Ayah Rudita itu mengerutkan
keningnya. Ia memang memiliki kelebihan dari orang-orang lain. Ia dapat melihat
isyarat yang ada pada seseorang, sehingga kadang-kadang ia dapat mengatakan
sesuatu yang akan terjadi pada seseorang, meskipun ia tidak ingkar bahwa
kadang-kadang ia keliru. Keliru melihat isyarat itu atau keliru mengurai.

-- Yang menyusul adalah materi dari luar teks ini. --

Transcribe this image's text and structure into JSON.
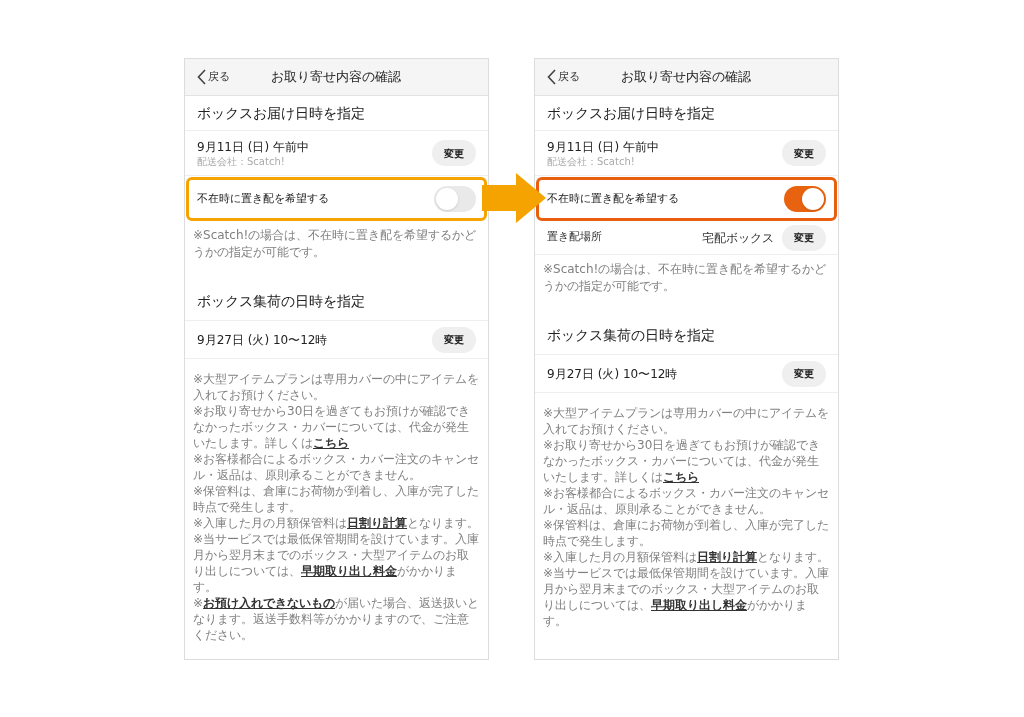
{
  "screens": [
    {
      "back": "戻る",
      "title": "お取り寄せ内容の確認",
      "delivery": {
        "heading": "ボックスお届け日時を指定",
        "date": "9月11日 (日) 午前中",
        "carrier": "配送会社：Scatch!",
        "button": "変更",
        "option": {
          "label": "不在時に置き配を希望する",
          "on": false,
          "color": "#f5a300"
        },
        "note": "※Scatch!の場合は、不在時に置き配を希望するかどうかの指定が可能です。"
      },
      "pickup": {
        "heading": "ボックス集荷の日時を指定",
        "date": "9月27日 (火) 10〜12時",
        "button": "変更"
      },
      "notes": [
        [
          {
            "text": "※大型アイテムプランは専用カバーの中にアイテムを入れてお預けください。",
            "link": false
          }
        ],
        [
          {
            "text": "※お取り寄せから30日を過ぎてもお預けが確認できなかったボックス・カバーについては、代金が発生いたします。詳しくは",
            "link": false
          },
          {
            "text": "こちら",
            "link": true
          }
        ],
        [
          {
            "text": "※お客様都合によるボックス・カバー注文のキャンセル・返品は、原則承ることができません。",
            "link": false
          }
        ],
        [
          {
            "text": "※保管料は、倉庫にお荷物が到着し、入庫が完了した時点で発生します。",
            "link": false
          }
        ],
        [
          {
            "text": "※入庫した月の月額保管料は",
            "link": false
          },
          {
            "text": "日割り計算",
            "link": true
          },
          {
            "text": "となります。",
            "link": false
          }
        ],
        [
          {
            "text": "※当サービスでは最低保管期間を設けています。入庫月から翌月末までのボックス・大型アイテムのお取り出しについては、",
            "link": false
          },
          {
            "text": "早期取り出し料金",
            "link": true
          },
          {
            "text": "がかかります。",
            "link": false
          }
        ],
        [
          {
            "text": "※",
            "link": false
          },
          {
            "text": "お預け入れできないもの",
            "link": true
          },
          {
            "text": "が届いた場合、返送扱いとなります。返送手数料等がかかりますので、ご注意ください。",
            "link": false
          }
        ]
      ]
    },
    {
      "back": "戻る",
      "title": "お取り寄せ内容の確認",
      "delivery": {
        "heading": "ボックスお届け日時を指定",
        "date": "9月11日 (日) 午前中",
        "carrier": "配送会社：Scatch!",
        "button": "変更",
        "option": {
          "label": "不在時に置き配を希望する",
          "on": true,
          "color": "#e8600f"
        },
        "place": {
          "label": "置き配場所",
          "value": "宅配ボックス",
          "button": "変更"
        },
        "note": "※Scatch!の場合は、不在時に置き配を希望するかどうかの指定が可能です。"
      },
      "pickup": {
        "heading": "ボックス集荷の日時を指定",
        "date": "9月27日 (火) 10〜12時",
        "button": "変更"
      },
      "notes": [
        [
          {
            "text": "※大型アイテムプランは専用カバーの中にアイテムを入れてお預けください。",
            "link": false
          }
        ],
        [
          {
            "text": "※お取り寄せから30日を過ぎてもお預けが確認できなかったボックス・カバーについては、代金が発生いたします。詳しくは",
            "link": false
          },
          {
            "text": "こちら",
            "link": true
          }
        ],
        [
          {
            "text": "※お客様都合によるボックス・カバー注文のキャンセル・返品は、原則承ることができません。",
            "link": false
          }
        ],
        [
          {
            "text": "※保管料は、倉庫にお荷物が到着し、入庫が完了した時点で発生します。",
            "link": false
          }
        ],
        [
          {
            "text": "※入庫した月の月額保管料は",
            "link": false
          },
          {
            "text": "日割り計算",
            "link": true
          },
          {
            "text": "となります。",
            "link": false
          }
        ],
        [
          {
            "text": "※当サービスでは最低保管期間を設けています。入庫月から翌月末までのボックス・大型アイテムのお取り出しについては、",
            "link": false
          },
          {
            "text": "早期取り出し料金",
            "link": true
          },
          {
            "text": "がかかります。",
            "link": false
          }
        ]
      ]
    }
  ]
}
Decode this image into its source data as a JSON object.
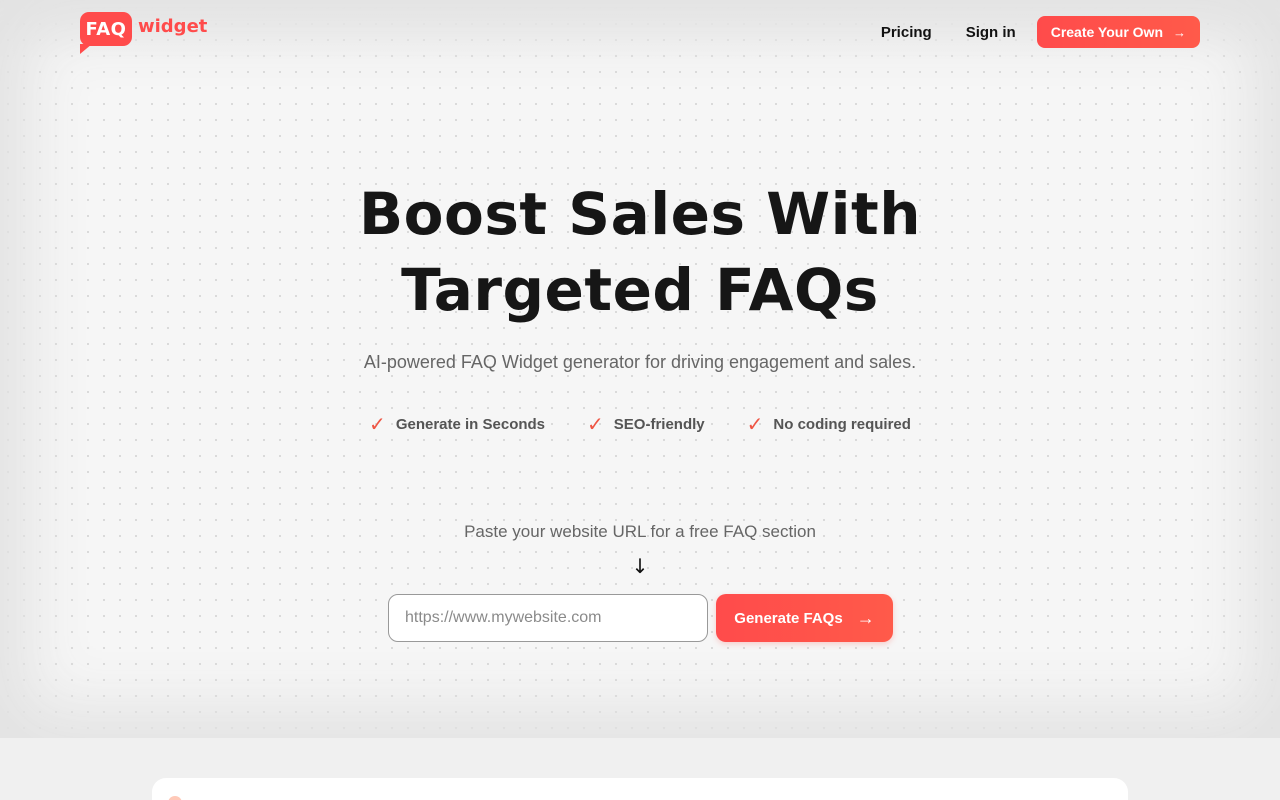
{
  "header": {
    "logo_badge": "FAQ",
    "logo_word": "widget",
    "nav": {
      "pricing": "Pricing",
      "sign_in": "Sign in",
      "cta": "Create Your Own",
      "cta_icon": "arrow-right-icon"
    }
  },
  "hero": {
    "headline_line1": "Boost Sales With",
    "headline_line2": "Targeted FAQs",
    "subtitle": "AI-powered FAQ Widget generator for driving engagement and sales.",
    "features": [
      {
        "label": "Generate in Seconds",
        "icon": "check-icon"
      },
      {
        "label": "SEO-friendly",
        "icon": "check-icon"
      },
      {
        "label": "No coding required",
        "icon": "check-icon"
      }
    ],
    "prompt": "Paste your website URL for a free FAQ section",
    "down_icon": "arrow-down-icon",
    "url_input": {
      "value": "",
      "placeholder": "https://www.mywebsite.com"
    },
    "generate_button": "Generate FAQs"
  },
  "colors": {
    "accent": "#ff4b4b",
    "background": "#f6f6f6",
    "text": "#161616"
  }
}
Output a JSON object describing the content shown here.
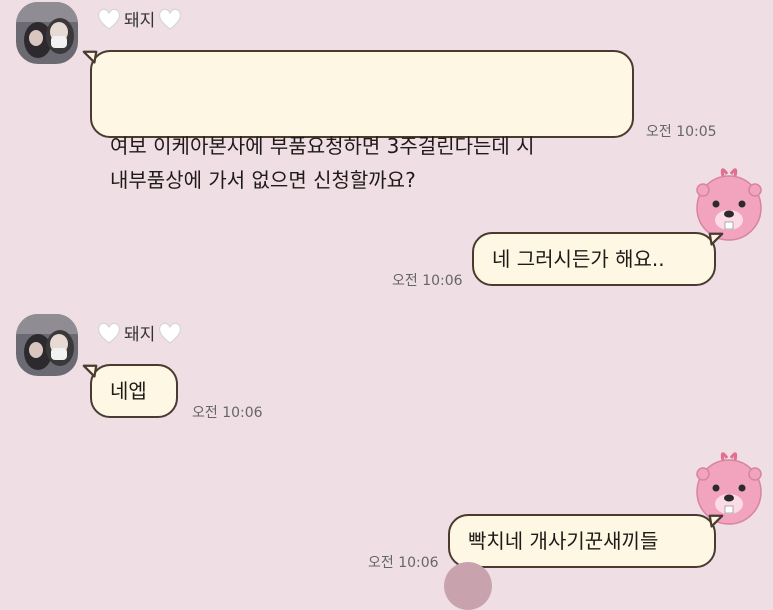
{
  "messages": [
    {
      "sender_name": "돼지",
      "text": "여보 이케아본사에 부품요청하면 3주걸린다는데 시\n내부품상에 가서 없으면 신청할까요?",
      "time": "오전 10:05"
    },
    {
      "text": "네 그러시든가 해요..",
      "time": "오전 10:06"
    },
    {
      "sender_name": "돼지",
      "text": "네엡",
      "time": "오전 10:06"
    },
    {
      "text": "빡치네 개사기꾼새끼들",
      "time": "오전 10:06"
    }
  ],
  "colors": {
    "background": "#efdfe5",
    "bubble_fill": "#fef7e3",
    "bubble_border": "#4a3a30",
    "beaver_pink": "#f2a3bd"
  },
  "icons": {
    "heart": "white-heart-icon",
    "profile": "profile-avatar",
    "beaver": "pink-beaver-avatar"
  }
}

“Nyai,” berkata ayah Rudita
itu kemudian, “aku pun senang sekali jika aku dapat menuruti keinginan anak itu
seperti yang selalu kita lakukan sampai sekarang. Tetapi yang satu ini
menyangkut beberapa macam persoalan. Selain aku belum dengan sungguh-sungguh
berusaha melihat isyarat apa yang ada pada Pandan Wangi, pada anak muda Sangkal
Putung itu dan pada diri anak kita sendiri, sebenarnya aku pun mempunyai
beberapa keberatan. Pandan Wangi adalah sanak kita sendiri, sehingga pada kedua
anak itu terdapat tetesan darah yang sama. Selain daripada itu, agaknya Pandan
Wangi lebih tua dari Rudita.”
“Ah, keberatanmu bukan
persoalan yang pokok di dalam kehidupan rumah tangga. Banyak sekali perkawinan
antara sanak yang sudah jauh dan sangat berbahagia. Juga umur dua orang suami
isteri tidak menentukan.”
“Kau benar. Memang kedua
masalah itu tidak menentukan. Tetapi bagiku lebih baik jika Rudita itu kita
carikan jodoh yang lain. Bukan Pandan Wangi yang sudah mengikat pembicaraan
dengan Demang Sangkal Putung itu.”
“Ah, kau aneh, Kakang. Yang
diingini anak kita adalah Pandan Wangi. Ia adalah anak seorang Kepala Tanah
Perdikan. Meskipun umurnya lebih tua, tetapi di dalamnya banyak mengandung
kemungkinan yang baik bagi Rudita. Kelak Rudita tentu akan dapat menggantikan
kedudukan Ki Gede Menoreh. Dibekali dengan kekayaan kita, maka kedudukan Rudita
tentu akan menjadi sangat kuat di bagian tarat Kali Praga ini. Apalagi
menghadapi perkembangan daerah baru di seberang timur Kali Praga yang dipimpin
oleh Ki Gede Pemanahan itu.”
Ayah Rudita menarik nafas
dalam-dalam. Katanya, “Itu adalah pamrih yang berlebih-lebihan. Soalnya adalah
Rudita dan Pandan Wangi itu lebih dahulu. Jika Rudita karena kemanjaannya saja
dengan tiba-tiba menganggapnya Pandan Wangi seorang perempuan yang paling
cantik, itu adalah sangat berbahaya. Setiap saat anggapan itu dapat berubah.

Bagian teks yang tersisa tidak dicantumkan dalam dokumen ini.